Саша понимал, что некоторые поэтические явления ему еще придется подвергать серьезному литературоведческому анализу, но пока он просто обозначал их для удобства каким-нибудь словом, например «Чудеса» («Он мертвых людей пробудил, как неслыханный гром»; «Шли мы слепыми, глухими, немыми…»; «Он дал моей ниве тот колос живучий, который не вянет ни в стужу, ни в зной»); или, например, «Спаситель» («Ему, кто нашу землю спас…», С. Васильев; «Он от сиротства нашу землю спас», Е. Долматовский; «Много муки принял за народ, но неутомимо шел вперед». Пер. с тадж.).
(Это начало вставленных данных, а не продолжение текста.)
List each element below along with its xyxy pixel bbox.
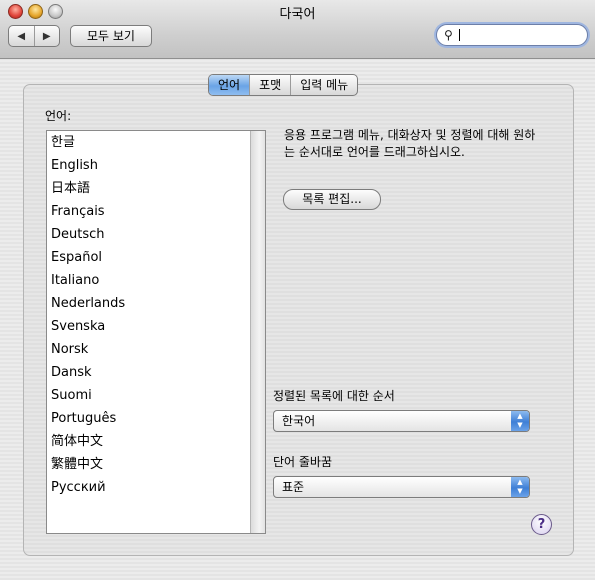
list-item[interactable]: English [47, 154, 250, 177]
help-button[interactable]: ? [531, 514, 552, 535]
list-item[interactable]: Français [47, 200, 250, 223]
tab-bar: 언어 포맷 입력 메뉴 [208, 74, 359, 96]
list-item[interactable]: Dansk [47, 361, 250, 384]
instructions-text: 응용 프로그램 메뉴, 대화상자 및 정렬에 대해 원하는 순서대로 언어를 드… [284, 128, 536, 159]
word-break-popup[interactable]: 표준 ▲ ▼ [273, 476, 530, 498]
tab-language[interactable]: 언어 [209, 75, 251, 95]
list-item[interactable]: 繁體中文 [47, 453, 250, 476]
list-scrollbar[interactable] [250, 131, 265, 533]
tab-formats[interactable]: 포맷 [250, 75, 292, 95]
list-item[interactable]: Svenska [47, 315, 250, 338]
list-item[interactable]: Suomi [47, 384, 250, 407]
preferences-window: 다국어 ◀ ▶ 모두 보기 ⚲ 언어 포맷 입력 메뉴 언어: 한글 Engli… [0, 0, 595, 580]
search-field[interactable]: ⚲ [436, 24, 588, 46]
list-item[interactable]: Nederlands [47, 292, 250, 315]
back-icon[interactable]: ◀ [9, 26, 35, 46]
word-break-label: 단어 줄바꿈 [273, 455, 333, 469]
list-item[interactable]: 한글 [47, 131, 250, 154]
back-forward-control: ◀ ▶ [8, 25, 60, 47]
list-item[interactable]: Русский [47, 476, 250, 499]
word-break-value: 표준 [282, 480, 305, 494]
list-item[interactable]: Norsk [47, 338, 250, 361]
list-item[interactable]: 日本語 [47, 177, 250, 200]
sort-order-value: 한국어 [282, 414, 316, 428]
text-caret [459, 29, 460, 41]
titlebar: 다국어 ◀ ▶ 모두 보기 ⚲ [0, 0, 595, 59]
search-icon: ⚲ [444, 28, 453, 42]
list-item[interactable]: 简体中文 [47, 430, 250, 453]
list-item[interactable]: Español [47, 246, 250, 269]
sort-order-label: 정렬된 목록에 대한 순서 [273, 389, 395, 403]
language-list[interactable]: 한글 English 日本語 Français Deutsch Español … [46, 130, 266, 534]
languages-label: 언어: [45, 109, 72, 123]
window-title: 다국어 [279, 7, 316, 22]
popup-arrows-icon: ▲ ▼ [511, 411, 529, 431]
list-item[interactable]: Deutsch [47, 223, 250, 246]
tab-input-menu[interactable]: 입력 메뉴 [291, 75, 357, 95]
popup-arrows-icon: ▲ ▼ [511, 477, 529, 497]
show-all-button[interactable]: 모두 보기 [70, 25, 152, 47]
list-item[interactable]: Italiano [47, 269, 250, 292]
list-item[interactable]: Português [47, 407, 250, 430]
forward-icon[interactable]: ▶ [35, 26, 60, 46]
edit-list-button[interactable]: 목록 편집... [283, 189, 381, 210]
sort-order-popup[interactable]: 한국어 ▲ ▼ [273, 410, 530, 432]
Саша совсем недавно завел очень важную для него рубрику «Источник поэтического вдохновения», и вскоре ящик уже был полон («Он дал моей песне тот голос певучий, Что вольно плывет по стране по родной». — Это, конечно, Исаковский, бодрый поэт, который, обретя свой «голос певучий», глядел только вперед и не вешал голову даже на похоронах:
И пусть в печали нас нельзя утешить, («Отметить бодрый похоронный ритм», — пометил Саша на полях) Но он, Учитель, нас учил всегда, Не падать духом, голову не вешать, Какая б ни нагрянула беда. («Раз сам научил, не следует унывать»)).Подобные пометки и даже диалог с автором становились для Саши все более обычными, а диссертация — занятием все менее академическим. Вставляя в ящик новую карточку, он подолгу думал об авторе. Он научился различать оттенки самопринуждения и полуверы, скороговорку, скромное пришепетывание желающих и быть и верить. Он понимал, что эти психологические экскурсы не пройдут безнаказанно для его собственного творчества, и ждал со страхом и с мазохическим предвкушением того момента, когда он вытащит из папок кипу своих собственных старых стихов, чтобы с высоты своего нового опыта сопоставить то, что он думает о себе, и то, что с неизбежностью раскроют ему стихи.